ジークは真っ赤な顔でこちらを見つめてきている。
リヒターの思考は恥ずかしさのあまりおかしくなった。
(今から自爆システムを起動します。カウント10、9,8、7―――)
「本当に自爆できるん!? 待って、私を置いて逝かんといて!」
「冗談に決まっとろうが、落ち着かんか嫁御よ」
「よ、嫁御!?」
まさかの自爆に焦るジークを面白そうに弄るエクスヴェリナ。
だが、未だに剣は放さずにジークの一挙一動に目を光らせているのは流石といった所だろう。
騒いでいる間にリヒターが正常に戻ったのか普通に話しかけてくる。
(と、とにかくだ。ご先祖様は俺が抑えるからお前はもう戦いから手を引け)
「……その必要はないで」
(何言っているんだ、ジーク。お前の傷つく姿なんて俺はこれ以上見たくない!)
「でも、ご先祖様倒さんとリヒターは戻れんのやろ?」
(それはそうだが……)
戦いをやめろという言葉を拒絶し構え直すジーク。
そして中に居るリヒターの心すら見通すような真っ直ぐな目でエクスヴェリナを見つめる。
彼女もそれに応えて笑みを浮かべると共にサーベルを高々と振り上げる。
「それに―――好きって言葉は真っ直ぐ見つめて言って貰いたいんよ」
(ジーク……)
「何も心配せんでええよ。ずっと知りたかったことを知れたから私は絶好調や。誰にも負ける気ーせんよ」
(……まったく、馬鹿かお前は。でも、俺はそんなお前が好きだよ)
「私もそうやって許してくれるリヒターが好きやで」
どこまでも素直な言葉にリヒターは仕方のない奴だとどこかできの悪い子供を見るような気持ちになりながら諦める。

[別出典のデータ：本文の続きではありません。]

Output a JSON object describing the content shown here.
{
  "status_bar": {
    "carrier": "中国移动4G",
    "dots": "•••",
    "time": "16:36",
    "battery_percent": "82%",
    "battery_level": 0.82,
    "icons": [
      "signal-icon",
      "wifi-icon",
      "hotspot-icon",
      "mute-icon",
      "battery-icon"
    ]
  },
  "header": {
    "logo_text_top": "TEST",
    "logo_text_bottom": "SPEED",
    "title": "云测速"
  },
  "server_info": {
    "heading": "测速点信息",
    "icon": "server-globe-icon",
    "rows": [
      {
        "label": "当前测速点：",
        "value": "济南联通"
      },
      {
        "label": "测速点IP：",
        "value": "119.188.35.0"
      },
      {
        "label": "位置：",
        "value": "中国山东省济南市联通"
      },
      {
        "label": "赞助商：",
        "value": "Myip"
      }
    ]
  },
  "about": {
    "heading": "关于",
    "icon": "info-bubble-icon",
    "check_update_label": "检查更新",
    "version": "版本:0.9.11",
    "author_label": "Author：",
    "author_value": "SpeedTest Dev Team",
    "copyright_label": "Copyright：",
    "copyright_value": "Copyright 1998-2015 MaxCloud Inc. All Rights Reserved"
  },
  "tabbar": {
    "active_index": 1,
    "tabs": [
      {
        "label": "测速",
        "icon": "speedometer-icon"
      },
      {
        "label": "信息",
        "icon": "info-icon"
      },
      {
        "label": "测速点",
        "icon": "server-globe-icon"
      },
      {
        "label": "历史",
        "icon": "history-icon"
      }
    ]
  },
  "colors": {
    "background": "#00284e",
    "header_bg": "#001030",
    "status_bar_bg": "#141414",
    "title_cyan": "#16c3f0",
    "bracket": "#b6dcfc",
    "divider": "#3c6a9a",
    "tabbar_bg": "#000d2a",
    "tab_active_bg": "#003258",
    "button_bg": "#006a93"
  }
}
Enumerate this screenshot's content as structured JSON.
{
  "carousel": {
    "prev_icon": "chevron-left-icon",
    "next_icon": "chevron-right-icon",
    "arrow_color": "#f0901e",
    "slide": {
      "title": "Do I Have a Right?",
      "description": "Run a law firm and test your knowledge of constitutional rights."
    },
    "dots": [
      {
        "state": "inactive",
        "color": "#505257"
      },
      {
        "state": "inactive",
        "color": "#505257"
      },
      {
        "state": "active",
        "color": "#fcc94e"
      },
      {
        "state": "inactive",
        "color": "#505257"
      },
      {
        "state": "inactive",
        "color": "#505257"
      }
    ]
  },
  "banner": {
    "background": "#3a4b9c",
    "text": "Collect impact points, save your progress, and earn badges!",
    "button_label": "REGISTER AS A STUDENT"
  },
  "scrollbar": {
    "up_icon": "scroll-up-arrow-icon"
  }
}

そんな子供っぽい彼女に惚れた自分も十分馬鹿だと思いながら。
「最後の惚気は終わりか?」
「ふん、これが終わったらずっとイチャイチャするんや。さっさと倒させてもらうで」
「ほう、それは楽しみだな。ならば我も全力で迎え撃とう」
瞬間エクスヴェリナの周囲の空気が揺らぐ。それは濃密な殺気。
以前のジークであればそれに触れただけでエレミアの神髄を発動させてしまっていただろう。
だが、今の彼女にそれは無い。死への恐怖を想い人を助けたいという気持ちが上回っていた。
命の危険を感じる能力をそれ以上の強い意志で抑え込む。
これも愛の為せる力なのかもしれないと彼女は考える。